Blessed Marianus Scotus, OSB Abbot (AC)
(also known as Muirdach MacRobartaigh or Muiredach MacGroarty)
Born in Donegal, Ireland; died 1088. The noble MacRobartaigh family is related to the O'Donnels, who were the hereditary keepers of the Cathach (Battle Book of Colmcille). In 1067, Muirdach set out with some companions on a pilgrimage to Rome. En route he was induced to become a Benedictine at Michelsberg Abbey (near Bamberg), Germany. The pilgrims stopped to rest at a hostel maintained by the local convent. Its abbess, Emma, learned that Muirdach was extraordinarily gifted at producing manuscripts. Using the seemingly irresistible powers of persuasion that all nuns seem to have, he took up her suggestion and migrated to Upper Minster at Regensburg to create the literary treasures of Saint Peter's Church in Regensburg. The most famous of these are the Pauline Epistles that now reside in the Imperial Library at Vienna, Austria. The quality and quantity of his artful productions, which appear inspired by the Holy Spirit gained for him a reputation for sanctity.
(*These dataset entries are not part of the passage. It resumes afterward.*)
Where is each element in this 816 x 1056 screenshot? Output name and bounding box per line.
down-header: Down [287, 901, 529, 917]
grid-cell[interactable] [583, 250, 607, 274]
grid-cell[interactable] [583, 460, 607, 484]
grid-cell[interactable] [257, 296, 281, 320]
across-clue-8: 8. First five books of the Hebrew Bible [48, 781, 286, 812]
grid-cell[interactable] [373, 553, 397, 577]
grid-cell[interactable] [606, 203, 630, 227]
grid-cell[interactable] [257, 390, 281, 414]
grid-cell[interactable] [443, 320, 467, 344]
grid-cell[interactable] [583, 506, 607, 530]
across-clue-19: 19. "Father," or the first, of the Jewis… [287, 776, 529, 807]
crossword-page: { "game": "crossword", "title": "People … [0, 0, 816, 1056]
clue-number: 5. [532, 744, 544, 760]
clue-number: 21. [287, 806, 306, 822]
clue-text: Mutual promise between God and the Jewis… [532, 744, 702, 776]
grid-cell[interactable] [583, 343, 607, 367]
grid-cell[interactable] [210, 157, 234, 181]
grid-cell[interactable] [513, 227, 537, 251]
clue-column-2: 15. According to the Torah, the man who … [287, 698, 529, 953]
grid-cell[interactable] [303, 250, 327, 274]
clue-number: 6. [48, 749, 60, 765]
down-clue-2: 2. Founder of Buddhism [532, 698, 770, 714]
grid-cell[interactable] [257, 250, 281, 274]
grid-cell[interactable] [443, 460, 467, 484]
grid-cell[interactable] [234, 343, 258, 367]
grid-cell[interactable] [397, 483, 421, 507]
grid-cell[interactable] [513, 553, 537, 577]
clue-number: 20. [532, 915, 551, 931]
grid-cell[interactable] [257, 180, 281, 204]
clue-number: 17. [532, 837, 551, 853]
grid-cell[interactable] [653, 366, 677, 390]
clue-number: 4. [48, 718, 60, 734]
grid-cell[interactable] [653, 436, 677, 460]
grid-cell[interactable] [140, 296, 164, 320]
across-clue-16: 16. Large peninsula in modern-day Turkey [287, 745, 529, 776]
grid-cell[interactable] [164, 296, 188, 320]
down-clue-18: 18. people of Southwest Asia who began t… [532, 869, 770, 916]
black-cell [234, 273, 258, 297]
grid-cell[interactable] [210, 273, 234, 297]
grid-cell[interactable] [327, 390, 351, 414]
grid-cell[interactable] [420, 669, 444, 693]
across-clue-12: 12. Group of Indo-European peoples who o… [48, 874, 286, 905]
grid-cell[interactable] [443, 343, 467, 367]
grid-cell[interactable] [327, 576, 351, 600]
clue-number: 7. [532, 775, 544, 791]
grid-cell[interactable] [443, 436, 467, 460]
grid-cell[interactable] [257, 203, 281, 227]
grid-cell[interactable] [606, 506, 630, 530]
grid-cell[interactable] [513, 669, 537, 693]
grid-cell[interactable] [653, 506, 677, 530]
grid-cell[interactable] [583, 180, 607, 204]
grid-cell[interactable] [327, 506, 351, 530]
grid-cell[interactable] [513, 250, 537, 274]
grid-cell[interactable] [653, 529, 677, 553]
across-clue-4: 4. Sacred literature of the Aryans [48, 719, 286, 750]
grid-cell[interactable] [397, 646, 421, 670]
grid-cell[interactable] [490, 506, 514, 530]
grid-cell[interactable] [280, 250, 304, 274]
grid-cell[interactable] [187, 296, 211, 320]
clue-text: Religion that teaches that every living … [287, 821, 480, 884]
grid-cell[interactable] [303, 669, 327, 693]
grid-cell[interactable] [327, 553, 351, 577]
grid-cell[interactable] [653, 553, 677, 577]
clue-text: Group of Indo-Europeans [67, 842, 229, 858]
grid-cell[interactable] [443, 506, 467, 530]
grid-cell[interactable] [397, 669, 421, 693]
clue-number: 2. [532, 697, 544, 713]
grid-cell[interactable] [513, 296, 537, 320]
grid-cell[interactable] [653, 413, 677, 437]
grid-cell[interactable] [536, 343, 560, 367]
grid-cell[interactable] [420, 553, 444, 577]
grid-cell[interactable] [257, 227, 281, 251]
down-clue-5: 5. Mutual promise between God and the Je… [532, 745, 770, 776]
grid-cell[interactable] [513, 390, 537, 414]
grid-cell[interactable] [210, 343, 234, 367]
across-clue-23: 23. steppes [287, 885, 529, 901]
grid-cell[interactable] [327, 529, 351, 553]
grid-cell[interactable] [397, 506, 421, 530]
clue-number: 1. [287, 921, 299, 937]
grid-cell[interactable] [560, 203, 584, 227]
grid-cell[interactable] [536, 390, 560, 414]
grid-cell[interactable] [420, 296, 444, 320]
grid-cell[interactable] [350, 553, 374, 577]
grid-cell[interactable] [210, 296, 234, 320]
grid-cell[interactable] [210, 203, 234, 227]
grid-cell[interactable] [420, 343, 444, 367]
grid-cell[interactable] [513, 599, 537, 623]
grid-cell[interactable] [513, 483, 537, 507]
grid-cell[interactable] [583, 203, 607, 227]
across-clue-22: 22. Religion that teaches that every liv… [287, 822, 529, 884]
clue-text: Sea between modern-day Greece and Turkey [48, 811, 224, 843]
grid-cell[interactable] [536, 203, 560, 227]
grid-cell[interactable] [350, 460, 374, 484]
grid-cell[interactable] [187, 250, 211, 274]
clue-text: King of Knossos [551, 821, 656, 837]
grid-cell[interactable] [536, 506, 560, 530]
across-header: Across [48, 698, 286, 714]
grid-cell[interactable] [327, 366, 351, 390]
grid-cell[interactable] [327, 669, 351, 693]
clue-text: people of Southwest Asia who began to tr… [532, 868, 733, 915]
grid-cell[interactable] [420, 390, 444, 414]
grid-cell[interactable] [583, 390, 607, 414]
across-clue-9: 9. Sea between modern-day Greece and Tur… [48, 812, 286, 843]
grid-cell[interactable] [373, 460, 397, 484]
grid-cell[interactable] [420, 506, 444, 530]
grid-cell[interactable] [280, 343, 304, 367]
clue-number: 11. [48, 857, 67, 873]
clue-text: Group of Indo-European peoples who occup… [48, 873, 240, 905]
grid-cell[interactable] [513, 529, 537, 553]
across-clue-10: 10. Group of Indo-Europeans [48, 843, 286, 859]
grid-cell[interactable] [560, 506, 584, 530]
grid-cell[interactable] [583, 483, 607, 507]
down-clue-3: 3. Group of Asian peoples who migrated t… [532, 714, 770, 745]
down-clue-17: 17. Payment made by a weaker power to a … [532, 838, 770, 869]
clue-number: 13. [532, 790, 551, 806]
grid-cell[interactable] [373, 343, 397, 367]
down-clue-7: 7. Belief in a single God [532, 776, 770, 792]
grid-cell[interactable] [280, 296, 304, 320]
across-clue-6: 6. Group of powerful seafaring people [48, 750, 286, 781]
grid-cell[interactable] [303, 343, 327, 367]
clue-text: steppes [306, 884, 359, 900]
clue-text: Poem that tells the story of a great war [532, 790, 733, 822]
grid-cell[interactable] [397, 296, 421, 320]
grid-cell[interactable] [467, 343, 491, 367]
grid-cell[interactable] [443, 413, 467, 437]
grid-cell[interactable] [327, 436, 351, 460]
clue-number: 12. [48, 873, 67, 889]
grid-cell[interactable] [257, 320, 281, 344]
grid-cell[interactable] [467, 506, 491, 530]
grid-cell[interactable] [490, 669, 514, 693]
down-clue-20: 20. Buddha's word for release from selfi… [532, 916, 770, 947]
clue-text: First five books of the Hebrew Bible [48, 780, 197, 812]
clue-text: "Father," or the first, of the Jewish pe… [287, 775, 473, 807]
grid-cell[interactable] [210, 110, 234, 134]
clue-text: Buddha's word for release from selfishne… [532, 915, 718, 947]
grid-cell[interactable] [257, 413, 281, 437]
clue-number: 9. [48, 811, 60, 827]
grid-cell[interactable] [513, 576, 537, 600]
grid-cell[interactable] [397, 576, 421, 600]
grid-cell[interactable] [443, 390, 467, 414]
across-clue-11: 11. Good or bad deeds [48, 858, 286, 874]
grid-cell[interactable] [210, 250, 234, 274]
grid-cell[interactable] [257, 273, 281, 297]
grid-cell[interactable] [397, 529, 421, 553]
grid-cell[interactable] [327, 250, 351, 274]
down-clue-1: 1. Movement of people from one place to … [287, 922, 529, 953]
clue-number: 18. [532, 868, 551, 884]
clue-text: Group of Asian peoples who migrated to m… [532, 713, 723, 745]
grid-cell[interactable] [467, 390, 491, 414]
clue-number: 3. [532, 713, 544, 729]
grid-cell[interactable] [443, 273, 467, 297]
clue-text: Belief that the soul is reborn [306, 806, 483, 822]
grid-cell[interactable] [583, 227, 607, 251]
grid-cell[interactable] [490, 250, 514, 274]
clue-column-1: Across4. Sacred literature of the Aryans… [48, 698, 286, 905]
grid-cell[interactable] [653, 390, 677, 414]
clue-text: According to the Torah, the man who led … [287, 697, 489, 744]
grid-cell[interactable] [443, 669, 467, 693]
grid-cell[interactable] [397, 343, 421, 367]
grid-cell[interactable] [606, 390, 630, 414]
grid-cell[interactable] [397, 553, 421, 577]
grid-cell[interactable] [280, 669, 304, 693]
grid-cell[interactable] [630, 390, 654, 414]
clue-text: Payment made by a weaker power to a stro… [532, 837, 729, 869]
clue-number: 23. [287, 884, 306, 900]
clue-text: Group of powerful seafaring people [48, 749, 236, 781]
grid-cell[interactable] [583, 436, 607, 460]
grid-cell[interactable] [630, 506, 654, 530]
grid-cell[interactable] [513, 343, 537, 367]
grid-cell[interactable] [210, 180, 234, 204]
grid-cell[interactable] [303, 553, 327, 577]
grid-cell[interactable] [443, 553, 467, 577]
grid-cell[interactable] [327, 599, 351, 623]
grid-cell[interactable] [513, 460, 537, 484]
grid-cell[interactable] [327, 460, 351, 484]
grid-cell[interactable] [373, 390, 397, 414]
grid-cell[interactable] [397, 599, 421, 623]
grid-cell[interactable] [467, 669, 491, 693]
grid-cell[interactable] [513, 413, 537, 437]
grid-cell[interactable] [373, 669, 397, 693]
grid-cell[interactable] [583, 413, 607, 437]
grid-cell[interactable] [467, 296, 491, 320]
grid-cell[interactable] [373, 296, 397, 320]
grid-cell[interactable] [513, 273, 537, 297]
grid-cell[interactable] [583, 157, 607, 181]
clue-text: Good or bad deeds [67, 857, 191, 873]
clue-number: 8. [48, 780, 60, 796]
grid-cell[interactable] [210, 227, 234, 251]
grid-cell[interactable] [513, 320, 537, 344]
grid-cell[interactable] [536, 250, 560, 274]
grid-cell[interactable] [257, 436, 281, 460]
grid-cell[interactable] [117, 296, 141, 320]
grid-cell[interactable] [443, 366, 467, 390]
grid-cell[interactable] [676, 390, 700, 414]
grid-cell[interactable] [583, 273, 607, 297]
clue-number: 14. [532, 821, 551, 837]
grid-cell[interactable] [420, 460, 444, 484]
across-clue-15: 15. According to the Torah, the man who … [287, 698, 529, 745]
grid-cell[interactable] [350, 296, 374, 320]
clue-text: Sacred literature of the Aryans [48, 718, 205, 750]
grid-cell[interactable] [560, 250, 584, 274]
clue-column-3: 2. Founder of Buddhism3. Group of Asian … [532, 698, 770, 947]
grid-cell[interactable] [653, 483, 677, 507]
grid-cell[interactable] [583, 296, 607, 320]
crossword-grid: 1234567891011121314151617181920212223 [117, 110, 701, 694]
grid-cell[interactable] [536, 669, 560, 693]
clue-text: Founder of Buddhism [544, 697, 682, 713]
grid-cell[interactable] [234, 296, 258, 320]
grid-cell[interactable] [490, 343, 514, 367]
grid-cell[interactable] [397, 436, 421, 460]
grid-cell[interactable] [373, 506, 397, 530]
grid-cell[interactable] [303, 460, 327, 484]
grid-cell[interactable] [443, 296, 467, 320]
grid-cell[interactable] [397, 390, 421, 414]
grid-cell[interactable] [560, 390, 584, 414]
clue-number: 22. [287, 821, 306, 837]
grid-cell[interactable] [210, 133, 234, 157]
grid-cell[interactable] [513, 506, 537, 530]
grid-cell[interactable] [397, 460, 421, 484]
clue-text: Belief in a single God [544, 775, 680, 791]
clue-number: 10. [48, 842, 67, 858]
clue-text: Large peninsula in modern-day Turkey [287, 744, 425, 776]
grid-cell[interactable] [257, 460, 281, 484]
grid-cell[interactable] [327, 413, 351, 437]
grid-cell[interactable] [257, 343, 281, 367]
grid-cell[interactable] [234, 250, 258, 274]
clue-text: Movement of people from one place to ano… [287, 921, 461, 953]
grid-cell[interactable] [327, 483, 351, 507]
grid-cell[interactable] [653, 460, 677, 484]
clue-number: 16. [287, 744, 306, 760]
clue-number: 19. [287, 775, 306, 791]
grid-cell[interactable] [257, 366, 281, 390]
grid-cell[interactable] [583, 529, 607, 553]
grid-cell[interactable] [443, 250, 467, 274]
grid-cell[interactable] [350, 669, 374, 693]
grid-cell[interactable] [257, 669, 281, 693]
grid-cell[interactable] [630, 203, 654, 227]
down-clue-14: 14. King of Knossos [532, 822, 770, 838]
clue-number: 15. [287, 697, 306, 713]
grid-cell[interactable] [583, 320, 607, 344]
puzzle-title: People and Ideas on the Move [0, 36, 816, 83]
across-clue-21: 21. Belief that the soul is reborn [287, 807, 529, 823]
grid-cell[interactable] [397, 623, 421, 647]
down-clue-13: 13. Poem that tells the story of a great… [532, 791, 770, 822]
In 1078, he founded and became the abbot of the abbey of Saint Peter in Regensburg. Having successfully taken charge of the church and abbey attached to it for the task of copying manuscripts, other Irish monks were attracted to the mission. The abbey expanded to the point that, within 10 years, plans were made for another such monastery. In this way, Muirdach originated the congregation of 12 "Scottish," that is, Irish monasteries in southern Germany. (The reason for the term "Scottish" is that it was used from the time of the Romans for the Irish. Even 200 years after the establishment of the Scottish monarchy, the term was commonly used for things Irish. Although Scottish monks pressured Pope Leo XIII, who did permit them in 1515 to take possession of Saint James in Regensburg and the abbeys at Constanz and Erfurt. In Germany, the 12 are still known as the Schottenklöster. )
Saint James Abbey, like the ones to follow, was established with funds sent from Ireland. They retained the character and enjoyed privileges normally granted to Irish monasteries. In the 12th century, the emperor granted to the abbot of Saint James, considered the motherhouse, the privilege of using the half-eagle on his coat of arms, the right to the title of prince, and the status of independent statehood for the entire congregation of monasteries, which included the two at Regensburg, two in Vienna, and foundations at Würzburg, Nuremberg, Constanz, Memmingen, Erfurt, Kelheim, Oels, and Schottenburg (Silesia) (Benedictines, Montague).